According to Marwa Farouk, of the Women's Committee of the Socialist Studies Centre, Abu Shitta's struggle is all too familiar. "Throughout history women have participated in similar battles; they have been at the core of all revolutions," says Farouk. "And after the battle is won society expects them to go back to their homes and raise their kids." But Farouk urged women to remain politically active -- a message in line with the theme, "Women and political participation", of this year's Women's Day.
The world celebrates women on 8 March, the day in 1857 when women in New York went on strike protesting against the inhumane conditions in clothing sweatshops. Egypt's own celebration comes a week later, on 16 March, the date in 1919 when women participated for the first time in a demonstration against the British occupation.
This year's celebration, which aims to promote positive discrimination to elected bodies, was held at the Cairo Library and included speeches by representatives of the sponsoring organisations, including the New Woman Foundation, Women and Memory Forum, Women's Issues Foundation and Al-Nadim Centre for the Rehabilitation of Victims of Violence.
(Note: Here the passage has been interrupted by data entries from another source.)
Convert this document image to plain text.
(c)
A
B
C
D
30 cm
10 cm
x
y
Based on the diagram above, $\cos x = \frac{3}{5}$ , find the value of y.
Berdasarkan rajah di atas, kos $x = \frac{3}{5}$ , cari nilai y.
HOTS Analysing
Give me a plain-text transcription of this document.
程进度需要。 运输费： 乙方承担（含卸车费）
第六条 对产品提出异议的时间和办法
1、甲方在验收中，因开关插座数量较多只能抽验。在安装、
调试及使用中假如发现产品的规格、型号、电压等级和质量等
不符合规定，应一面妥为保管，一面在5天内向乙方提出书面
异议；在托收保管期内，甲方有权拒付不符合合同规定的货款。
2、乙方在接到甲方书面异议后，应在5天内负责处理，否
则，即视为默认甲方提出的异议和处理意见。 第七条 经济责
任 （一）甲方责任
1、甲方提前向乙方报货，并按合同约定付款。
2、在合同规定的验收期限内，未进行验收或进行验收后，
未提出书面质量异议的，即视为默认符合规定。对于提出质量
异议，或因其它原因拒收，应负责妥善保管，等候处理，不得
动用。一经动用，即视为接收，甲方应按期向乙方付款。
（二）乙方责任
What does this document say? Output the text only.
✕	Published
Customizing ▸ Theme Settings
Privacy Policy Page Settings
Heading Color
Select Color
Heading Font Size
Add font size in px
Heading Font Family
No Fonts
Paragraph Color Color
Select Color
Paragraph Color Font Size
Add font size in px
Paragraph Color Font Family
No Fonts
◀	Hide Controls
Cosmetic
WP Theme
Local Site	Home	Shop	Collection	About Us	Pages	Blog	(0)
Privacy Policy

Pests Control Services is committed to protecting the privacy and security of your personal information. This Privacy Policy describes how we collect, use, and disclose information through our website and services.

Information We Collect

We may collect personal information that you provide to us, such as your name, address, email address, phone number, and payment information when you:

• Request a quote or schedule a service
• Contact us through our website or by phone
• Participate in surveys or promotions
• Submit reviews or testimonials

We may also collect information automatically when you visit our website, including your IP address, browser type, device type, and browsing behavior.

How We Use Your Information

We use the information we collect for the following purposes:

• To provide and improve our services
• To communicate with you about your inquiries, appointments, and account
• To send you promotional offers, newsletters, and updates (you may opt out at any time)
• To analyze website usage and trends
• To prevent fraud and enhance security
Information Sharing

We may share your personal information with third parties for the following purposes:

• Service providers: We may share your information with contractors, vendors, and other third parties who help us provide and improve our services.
The event also honoured several individuals -- Ain El- Hayat Saleh, Soheir Ismail El-Sayed, the protesting women in Arish, in the person of Samah Abu Shitta, and the late Dorria Shafiq.
Shafiq was a leading figure in the national struggle against British occupation, and in 1951 led a march of 1,500 women to the Egyptian parliament demanding women's political rights, amendments to the personal status law and equal pay for women. Shafiq also established the now defunct women's political party, Daughters of the Nile, in 1953.
Saleh leads education and health campaigns in the working class district of Imbaba while El-Sayed, from Al- Baradaa in Qalyubiya, is the first woman to hold the post of town chief.
In her speech Ragia Omran, chairwoman of the New Woman Foundation, revisited the 15-day sit-in at the Press Syndicate organised by Shafiq 60 years ago to demand political rights for women. Omran asked just how much progress in empowering women politically had been made in the intervening years. "Despite progress in women's rights with regards to education and legislation, women's political participation remains weak," she said, noting that in 2004 women occupied just 2.4 per cent of parliamentary seats.
Although laws in Egypt do not prohibit women from political participation a patriarchal society inhibits them from exercising their rights, said Omran. Women are still burdened with the traditional image of housewife, she added, and most are too poor to think of political participation. Positive discrimination, as practised in Morocco, Tunisia, Jordan and Sudan, was the answer, she said. In Sudan 20 per cent of the parliamentary seats are allocated to women, in Morocco 10 per cent and in Jordan 2.9 per cent. Since 1987, when Egypt repealed a 1979 law specifying that at least 30 parliamentary seats be reserved for women, female representation in parliament has slumped. In 1979 women occupied 8.9 per cent of parliamentary seats -- the highest figure since 1957. In 2004 that figure dropped to 2.4 per cent.
Hala Kamal, from the Women and Memory Forum, linked the lack of political participation to upbringing and education. Children, she said, are born into families in which parents exercise complete authority. They go to schools where teachers do the same. "The situation becomes more poignant at university," she said, "where security forces and the university administration waste the last chance for students to lead any social or political activities."
Magda Adli, from Al-Nadim Centre, said that whenever she hears the words political participation two images come to her mind -- that of a woman who has adopted patriarchal values wholesale and of a woman beaten by her husband at home because she did not cook or was late. "That doesn't mean that women's political participation is unimportant but it must go hand in hand with the elimination of violence against women, especially in the family," she concluded.